Frente a lo que está cayendo sobre el ciudadano, con este bombardeo incesante de noticias y datos sobre el calentamiento global que anuncian un futuro "negro" en todos los sentidos, es preciso que los científicos sean capaces de transmitir -una vez que la ciudadanía y también la clase política han reconocido la gravedad del asunto- no sólo una llamada a la prudencia y al consumo responsable, sino un mensaje de esperanza.
Hay, debe haber, solución para este problema tan complejo. Sospechamos que no habrá terapia genética, software, biotecnología, polinomio, o tecnología de la información que nos permita sobrevivir en un planeta sobrecalentado y escaso en agua potable. Sabemos que el exceso de anhídrido carbónico o dióxido de carbono (CO2), producido principalmente en la combustión para producir energía, es un actor protagonista en el calentamiento del planeta, aunque es sólo la ceniza de la energía. Sabemos que hay que limitarlo, controlarlo y que hemos de desarrollar nuevos modos de producir, almacenar y conducir a sus puntos de consumo la energía, lo que nos lleva a moléculas pequeñas, como el CO2, como el hidrógeno, a procesos elementales. Así, la búsqueda de una solución nos devuelve necesariamente, otra vez, a la investigación química fundamental, madre y nodriza del desarrollo y de la innovación. Si de estos dos últimos depende la economía del hoy, de la primera depende la vida de mañana. Es evidente, por tanto, que las autoridades encargadas de la ciencia de un país deben cuidar ambas caras de la misma moneda, de la investigación científica; pero también, que no es fácil adivinar, acotar y limitar qué búsqueda fundamental (lejos del manierismo inútil frecuentemente disfrazado como básico) tendrá éxito.

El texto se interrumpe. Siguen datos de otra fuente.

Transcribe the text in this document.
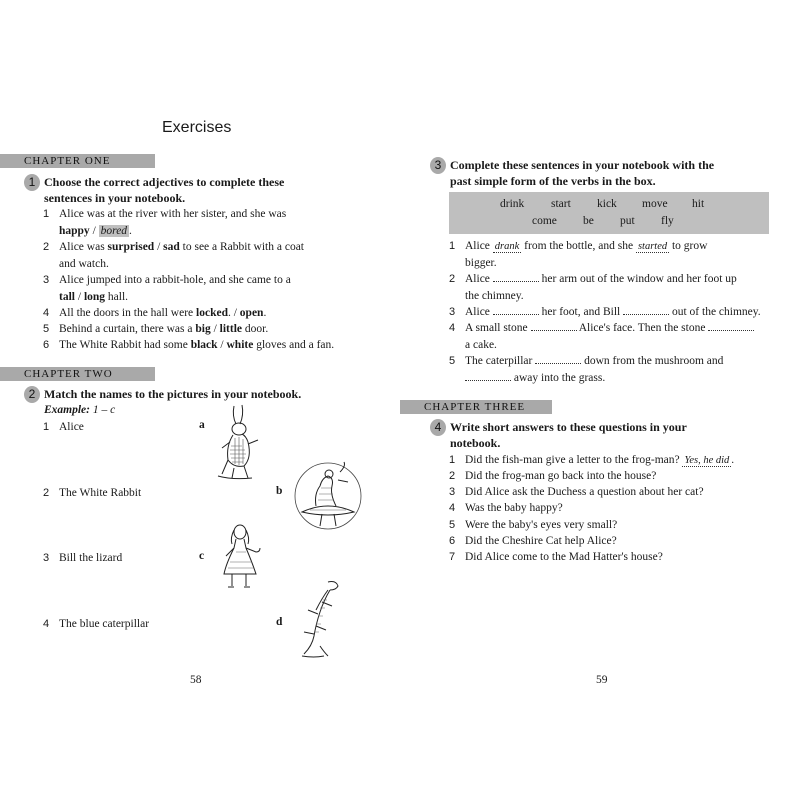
Exercises
CHAPTER ONE
1 Choose the correct adjectives to complete these
sentences in your notebook.
1 Alice was at the river with her sister, and she was
happy / bored .
2 Alice was surprised / sad to see a Rabbit with a coat
and watch.
3 Alice jumped into a rabbit-hole, and she came to a
tall / long hall.
4 All the doors in the hall were locked. / open.
5 Behind a curtain, there was a big / little door.
6 The White Rabbit had some black / white gloves and a fan.
CHAPTER TWO
2 Match the names to the pictures in your notebook.
Example: 1 – c
1 Alice
2 The White Rabbit
3 Bill the lizard
4 The blue caterpillar
a
b
c
d
58
3 Complete these sentences in your notebook with the
past simple form of the verbs in the box.
drink start kick move hit
come be put fly
1 Alice drank from the bottle, and she started to grow
bigger.
2 Alice	her arm out of the window and her foot up
the chimney.
3 Alice	her foot, and Bill	out of the chimney.
4 A small stone	Alice's face. Then the stone
a cake.
5 The caterpillar	down from the mushroom and
away into the grass.
CHAPTER THREE
4 Write short answers to these questions in your
notebook.
1 Did the fish-man give a letter to the frog-man? Yes, he did .
2 Did the frog-man go back into the house?
3 Did Alice ask the Duchess a question about her cat?
4 Was the baby happy?
5 Were the baby's eyes very small?
6 Did the Cheshire Cat help Alice?
7 Did Alice come to the Mad Hatter's house?
59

En ello coincidimos con George M. Whitesides, célebre y respetado químico norteamericano, que ha advertido hace tan sólo pocos días en la revista Science (9 de febrero de 2007) sobre la necesidad de mantener la investigación básica como condición necesaria para resolver los problemas prácticos que asaetean a nuestra sociedad. Los responsables de nuestra política científica deben tomar nota de esa advertencia. La química española ocupa hoy la octava posición mundial. Si la estrangulamos por su base, no tardará en apagarse su llama. Debemos mantener nuestras fortalezas recordando que hemos llegado a este punto con el esfuerzo de muchos y el apoyo decidido de los gobiernos de la democracia. Los planes que se configuren para la química española de los próximos años deben saber que el desarrollo de una investigación aplicada, que redunde en beneficios sociales inmediatos, no puede sacrificar una investigación fundamental decidida, innovadora, que en consecuencia acepte la posibilidad del fracaso como resultado. Si evitamos el apagón químico, el resto vendrá por añadidura. Como dice el viejo axioma químico: ensayemos y veamos...
Nazario Martín es presidente de la Real Sociedad Española de Química; Pablo Espinet es secretario general de la COSCE. Suscriben este artículo otros seis químicos más.